The judgment arrived at 10:14 AM on Monday, delivered by Magistrate Constance Hathaway from the same bench where, nine days earlier, she had listened to four hours of argument and said she would think about it. She had thought about it. The result was thirty-one pages, bound in grey card, placed on the tribunal table by the clerk at precisely the moment Hathaway reached for it.
The courtroom was busier than it had been for the hearing. The Revenue Office sent two senior assessors. Edmond Crayle sat alone — Tobias Wainscott was elsewhere, perhaps carrying files — and read the judgment as Hathaway delivered the summary from the bench.
The summary took eleven minutes. The arithmetic, when it was finished, looked like this: of the original demand of approximately 2.35 million florins, Hathaway reduced the figure to approximately 2.28 million. She accepted Crayle’s argument on a single additional property — a warehouse on Old Harbour Road where Ashcroft had demonstrably engaged an architect in September 2025 and filed preliminary sketches with the Planning Office in January 2026. The warehouse was reclassified from “vacant” to “pending renovation,” reducing the levy by approximately 67,000 florins.
On the remaining properties, the judgment was comprehensive and pointed.
“The appellant argues that a building in which a development plan is being formulated is not vacant,” Hathaway wrote. “This Tribunal accepts the proposition in principle. However, the formulation of a development plan requires evidence of formulation. Correspondence with an architectural firm is evidence. A site assessment is evidence. A building permit is evidence. The absence of all three is not evidence of planning. It is evidence of inactivity.”
The phrase that Alcott expects to be quoted most often came on page fourteen: “A property that has been empty for twenty-six months, that has consumed no water, generated no waste, and drawn no electricity is, by any definition available to this Tribunal, vacant. The fact that its owner intends, at some unspecified future date, to make it less vacant does not alter its present condition.”
Crayle had argued procedural irregularity — that the Revenue Office had acted under political pressure following the Greystone Wharf fire and the Docklands safety audit. Hathaway addressed this directly.
“The timing of a demand does not determine its validity,” she wrote. “If the audit revealed that the levy was owed, the appropriate response was to demand it. The alternative — to have discovered the debt and declined to collect it — would itself have been an irregularity.”
The penalties were the final question. Crayle had sought an interim order suspending the 1.5-per-cent monthly penalty while the appeal was heard. Hathaway declined. Penalties accrued during the appeal period — approximately 103,000 florins — stand. Going forward, new penalties begin accruing on 1 May.
The total obligation: approximately 2.28 million florins in levy, plus approximately 103,000 in accrued penalties, with 1.5 per cent per month compounding from May.

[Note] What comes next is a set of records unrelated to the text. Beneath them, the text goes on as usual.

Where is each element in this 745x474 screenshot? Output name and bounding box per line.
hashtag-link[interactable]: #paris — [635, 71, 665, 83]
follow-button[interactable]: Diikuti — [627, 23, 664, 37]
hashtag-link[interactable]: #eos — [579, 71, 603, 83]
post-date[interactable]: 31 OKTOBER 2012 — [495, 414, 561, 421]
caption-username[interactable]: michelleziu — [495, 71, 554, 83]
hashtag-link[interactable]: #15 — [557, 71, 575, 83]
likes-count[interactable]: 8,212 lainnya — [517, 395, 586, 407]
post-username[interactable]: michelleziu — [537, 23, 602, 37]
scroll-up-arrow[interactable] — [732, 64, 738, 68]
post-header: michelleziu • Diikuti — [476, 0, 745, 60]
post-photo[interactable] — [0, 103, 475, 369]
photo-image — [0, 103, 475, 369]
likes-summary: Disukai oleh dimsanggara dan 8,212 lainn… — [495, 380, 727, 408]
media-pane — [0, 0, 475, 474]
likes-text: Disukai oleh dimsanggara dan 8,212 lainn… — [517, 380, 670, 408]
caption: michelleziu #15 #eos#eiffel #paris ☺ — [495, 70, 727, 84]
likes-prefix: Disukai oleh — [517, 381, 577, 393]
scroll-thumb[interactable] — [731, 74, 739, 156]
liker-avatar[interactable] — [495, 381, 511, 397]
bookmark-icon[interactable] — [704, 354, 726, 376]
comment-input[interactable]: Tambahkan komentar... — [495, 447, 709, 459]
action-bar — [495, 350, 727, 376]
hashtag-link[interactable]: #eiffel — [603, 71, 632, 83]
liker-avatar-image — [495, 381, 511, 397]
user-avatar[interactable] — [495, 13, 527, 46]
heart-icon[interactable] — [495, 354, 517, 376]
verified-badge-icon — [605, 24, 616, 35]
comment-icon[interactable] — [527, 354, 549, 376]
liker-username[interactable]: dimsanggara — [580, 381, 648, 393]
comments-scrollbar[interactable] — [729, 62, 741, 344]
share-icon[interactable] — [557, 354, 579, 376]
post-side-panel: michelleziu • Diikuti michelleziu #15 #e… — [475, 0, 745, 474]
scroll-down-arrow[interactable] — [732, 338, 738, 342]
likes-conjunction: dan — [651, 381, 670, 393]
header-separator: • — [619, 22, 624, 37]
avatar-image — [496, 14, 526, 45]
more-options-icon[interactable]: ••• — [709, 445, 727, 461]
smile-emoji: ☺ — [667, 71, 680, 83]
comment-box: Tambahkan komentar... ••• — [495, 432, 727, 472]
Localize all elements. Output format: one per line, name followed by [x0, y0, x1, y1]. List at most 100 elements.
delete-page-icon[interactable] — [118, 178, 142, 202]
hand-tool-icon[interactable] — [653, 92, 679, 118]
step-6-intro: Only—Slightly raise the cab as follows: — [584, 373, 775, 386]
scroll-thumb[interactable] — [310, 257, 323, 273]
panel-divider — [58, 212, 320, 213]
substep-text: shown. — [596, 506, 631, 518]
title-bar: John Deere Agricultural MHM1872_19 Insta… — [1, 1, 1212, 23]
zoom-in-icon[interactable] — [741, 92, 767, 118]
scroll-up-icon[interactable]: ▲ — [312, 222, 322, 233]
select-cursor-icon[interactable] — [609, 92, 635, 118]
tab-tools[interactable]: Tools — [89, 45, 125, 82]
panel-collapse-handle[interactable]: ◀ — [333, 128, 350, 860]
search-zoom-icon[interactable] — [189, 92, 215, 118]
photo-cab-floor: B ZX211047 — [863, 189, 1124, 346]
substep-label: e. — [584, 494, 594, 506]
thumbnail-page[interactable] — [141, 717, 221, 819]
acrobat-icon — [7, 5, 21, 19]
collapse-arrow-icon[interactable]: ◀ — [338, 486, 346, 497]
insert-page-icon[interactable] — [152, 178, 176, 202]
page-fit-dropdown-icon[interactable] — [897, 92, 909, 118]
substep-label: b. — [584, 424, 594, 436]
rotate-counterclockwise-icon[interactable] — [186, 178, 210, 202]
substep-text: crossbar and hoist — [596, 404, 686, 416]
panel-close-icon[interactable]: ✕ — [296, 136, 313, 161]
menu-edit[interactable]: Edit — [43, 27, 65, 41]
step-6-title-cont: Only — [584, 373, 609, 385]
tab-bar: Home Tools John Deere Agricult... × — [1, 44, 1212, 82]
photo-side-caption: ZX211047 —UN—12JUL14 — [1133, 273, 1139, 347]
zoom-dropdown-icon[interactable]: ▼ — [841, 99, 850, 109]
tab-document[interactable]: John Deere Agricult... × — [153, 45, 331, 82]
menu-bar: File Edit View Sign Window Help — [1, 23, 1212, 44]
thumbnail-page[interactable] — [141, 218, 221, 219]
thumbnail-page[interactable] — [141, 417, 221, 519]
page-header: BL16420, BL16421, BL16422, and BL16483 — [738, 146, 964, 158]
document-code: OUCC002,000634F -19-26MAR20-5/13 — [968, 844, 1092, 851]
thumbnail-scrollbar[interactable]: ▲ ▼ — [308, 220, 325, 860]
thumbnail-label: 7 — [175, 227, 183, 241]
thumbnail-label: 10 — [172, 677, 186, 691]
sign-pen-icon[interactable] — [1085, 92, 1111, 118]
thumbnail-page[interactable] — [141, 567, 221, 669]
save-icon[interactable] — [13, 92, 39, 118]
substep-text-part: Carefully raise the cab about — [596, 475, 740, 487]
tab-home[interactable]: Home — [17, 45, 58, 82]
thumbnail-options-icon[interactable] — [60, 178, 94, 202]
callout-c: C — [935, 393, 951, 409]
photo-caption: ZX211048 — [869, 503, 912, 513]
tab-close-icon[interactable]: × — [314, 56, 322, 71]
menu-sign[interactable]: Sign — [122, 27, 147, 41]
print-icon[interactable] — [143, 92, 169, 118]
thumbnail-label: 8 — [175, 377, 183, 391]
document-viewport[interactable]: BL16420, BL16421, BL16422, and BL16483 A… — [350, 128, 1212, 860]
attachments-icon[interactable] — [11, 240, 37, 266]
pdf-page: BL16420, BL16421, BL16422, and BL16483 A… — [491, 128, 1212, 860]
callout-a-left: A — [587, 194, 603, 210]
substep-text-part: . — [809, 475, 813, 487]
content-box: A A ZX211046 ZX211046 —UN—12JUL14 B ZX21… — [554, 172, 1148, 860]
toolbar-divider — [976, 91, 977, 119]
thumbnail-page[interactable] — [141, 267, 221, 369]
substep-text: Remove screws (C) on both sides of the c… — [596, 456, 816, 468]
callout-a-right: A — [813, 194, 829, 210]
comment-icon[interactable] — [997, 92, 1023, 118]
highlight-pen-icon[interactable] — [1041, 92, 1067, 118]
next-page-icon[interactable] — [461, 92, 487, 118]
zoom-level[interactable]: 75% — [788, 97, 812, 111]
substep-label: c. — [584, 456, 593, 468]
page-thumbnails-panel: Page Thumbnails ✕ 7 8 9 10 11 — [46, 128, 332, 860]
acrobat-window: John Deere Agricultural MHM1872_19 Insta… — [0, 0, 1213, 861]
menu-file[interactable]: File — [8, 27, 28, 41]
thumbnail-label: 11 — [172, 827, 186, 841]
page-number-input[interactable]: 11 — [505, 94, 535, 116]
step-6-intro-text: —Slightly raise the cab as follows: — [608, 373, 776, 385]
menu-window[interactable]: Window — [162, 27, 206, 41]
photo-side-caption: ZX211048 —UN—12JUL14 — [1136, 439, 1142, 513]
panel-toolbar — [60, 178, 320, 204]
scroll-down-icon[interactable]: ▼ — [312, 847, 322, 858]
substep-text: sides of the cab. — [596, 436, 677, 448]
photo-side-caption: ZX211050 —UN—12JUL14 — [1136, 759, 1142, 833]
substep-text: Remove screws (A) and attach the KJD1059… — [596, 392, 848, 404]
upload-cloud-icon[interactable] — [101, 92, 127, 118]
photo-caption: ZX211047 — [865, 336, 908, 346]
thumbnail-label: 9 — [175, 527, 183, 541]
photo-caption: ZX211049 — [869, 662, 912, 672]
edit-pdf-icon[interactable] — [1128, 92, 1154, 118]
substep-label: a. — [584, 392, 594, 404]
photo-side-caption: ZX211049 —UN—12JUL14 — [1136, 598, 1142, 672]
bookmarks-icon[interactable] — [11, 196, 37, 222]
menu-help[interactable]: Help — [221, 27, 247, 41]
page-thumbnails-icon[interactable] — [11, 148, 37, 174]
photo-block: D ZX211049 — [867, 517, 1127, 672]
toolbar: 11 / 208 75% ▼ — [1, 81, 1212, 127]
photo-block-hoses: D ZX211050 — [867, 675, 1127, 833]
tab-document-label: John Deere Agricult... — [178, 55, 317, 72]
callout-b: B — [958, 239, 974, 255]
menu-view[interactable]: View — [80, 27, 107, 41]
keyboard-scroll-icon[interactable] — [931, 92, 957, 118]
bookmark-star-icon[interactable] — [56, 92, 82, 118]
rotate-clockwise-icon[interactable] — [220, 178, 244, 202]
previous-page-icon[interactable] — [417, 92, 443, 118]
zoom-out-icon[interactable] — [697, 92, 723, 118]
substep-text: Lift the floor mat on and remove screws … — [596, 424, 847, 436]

Crayle left the tribunal by the main entrance at 10:31 AM. He paused on the steps long enough to say: “My client is reviewing the judgment in full and will consider its options, including the possibility of further proceedings.” He did not take questions.
The Revenue Office released a statement at 11:00 AM describing the ruling as “a clear endorsement of the principle that all property owners, regardless of size, are subject to the same obligations under the Municipal Levy Act.” It thanked the tribunal for its “thorough and careful analysis.”
Councilwoman Ida Pryce, who initiated the Docklands safety audit that led to the reassessment, was brief: “The audit was right. The levy was right. The law is clear.”
The judgment has broader implications. Ashcroft Property Group currently holds eleven commercial properties in the Docklands, of which seven are classified as vacant or undergoing renovation. The Revenue Office has indicated it will now apply Hathaway’s reasoning — that vacancy is determined by evidence of activity, not declarations of intent — to its assessment of all properties in the district.
Councilman Aldric Voss, reached by telephone, was characteristically measured: “It is a sound judgment. The question now is whether it is paid.”
If Ashcroft does not pay by 1 May, the Revenue Office may initiate enforcement proceedings after ninety days — a process that could include liens on property, seizure orders, or referral to the Municipal Tribunal for contempt. The earliest such proceedings could begin would be late July.
In the gallery, Patrick Seldon sat with two other DWA members. He had not been called as a witness. He had not spoken. Asked afterwards why he attended, he said: “Because this is about who pays and who doesn’t. That matters to my members.”
The Municipal Chamber clock, which Desmond Quirke restored in March, struck the quarter-hour as Crayle descended the tribunal steps. The sound carried across Grayling Street and into the morning air, which smelled of rain and overdue obligations.